4) each scanning operation and corresponding working path are submitted to the operation dispatching server by the archive management server；The work Industry dispatch server is chosen several backup nodes and is sent out as execution node, and by each scanning operation and its corresponding working path Give an execution node；Each node that executes is scanned the target directory in the scanning operation that receives, records the target directory Under All Files information, and be that each file for scanning is inserted into a fileinfo in this document information table；

5) archive management server chooses file generated to be backed up according to the backup policy, directory information table and file information table One listed files, and cutting is carried out to this document list according to cutting threshold value, obtain several sublists；

6) archive management server generates a copy operation according to each sublist, and each copy operation is sent to the operation tune Spend server；The copy operation includes the backup filename of program of file copy name, the filename of belt path and belt path；

7) different copy operations are sent to different backup nodes by the operation dispatching server, and backup node is copied according to what is received Shellfish operation is by corresponding position in corresponding file copy to be backed up to the logical volume.

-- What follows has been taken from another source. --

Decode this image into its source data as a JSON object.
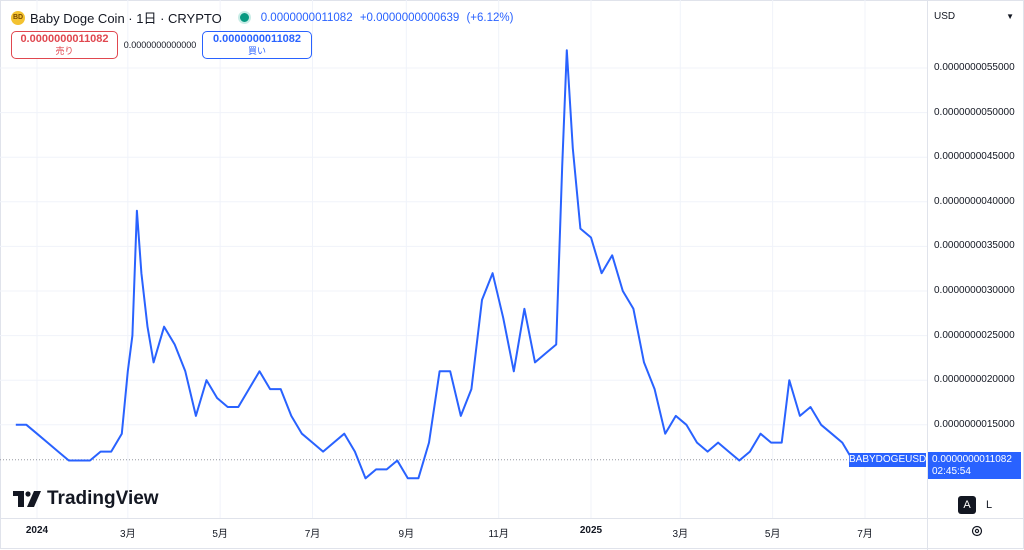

2. the method as described in claim 1, which is characterized in that the information in the backup policy includes the reading of backup object Permission, backup form, as the backup node of operation dispatching server, are cut in the storage to which catalogue or medium of backup file Divide threshold value, record and the daily record submitted and information are needed after Backup end.

3. method as claimed in claim 2, which is characterized in that when the recovery backup that the backup cluster receives that a terminal is sent out When object requests, which first audits whether the terminal is the terminal authorized in the backup policy；If it is mandate Terminal then prompts terminal input to need the directory name restored or filename, restore the time point of data and restore destination road Diameter；Then according to these input informations search need restore file where backup file, and by the backup file copy to finger Determine in path.

4. the method as described in claims 1 or 2 or 3, which is characterized in that the scanning operation, the copy operation are set Fixed time threshold returns to failure information to operation dispatching server if being more than the time threshold if the execution time；Operation tune Degree server is that the scanning operation of failure or the copy operation are chosen backup node and re-executed；If swept described in same The execution number for retouching operation or the copy operation is more than setting threshold value, then stops executing corresponding operation and generate error letters In breath write-in backup log.

5. the method as described in claims 1 or 2 or 3, which is characterized in that when the operation dispatching server is according to the execution of operation Between and backup node state selection execute backup node；The wherein described operation is that the scanning operation or the copy are made Industry.

6. the method as described in claims 1 or 2 or 3, which is characterized in that disk array filesystem manner in a distributed manner Carry, and a Uniform Name is provided.

7. the method as described in claims 1 or 2 or 3, which is characterized in that will be distributed over the disk on multiple disk arrays to divide Cloth filesystem manner virtually becomes a logical memory space, which is mounted to a share directory On each backup node；Each backup node in backup cluster uses the disk of bottom by way of accessing the share directory Array.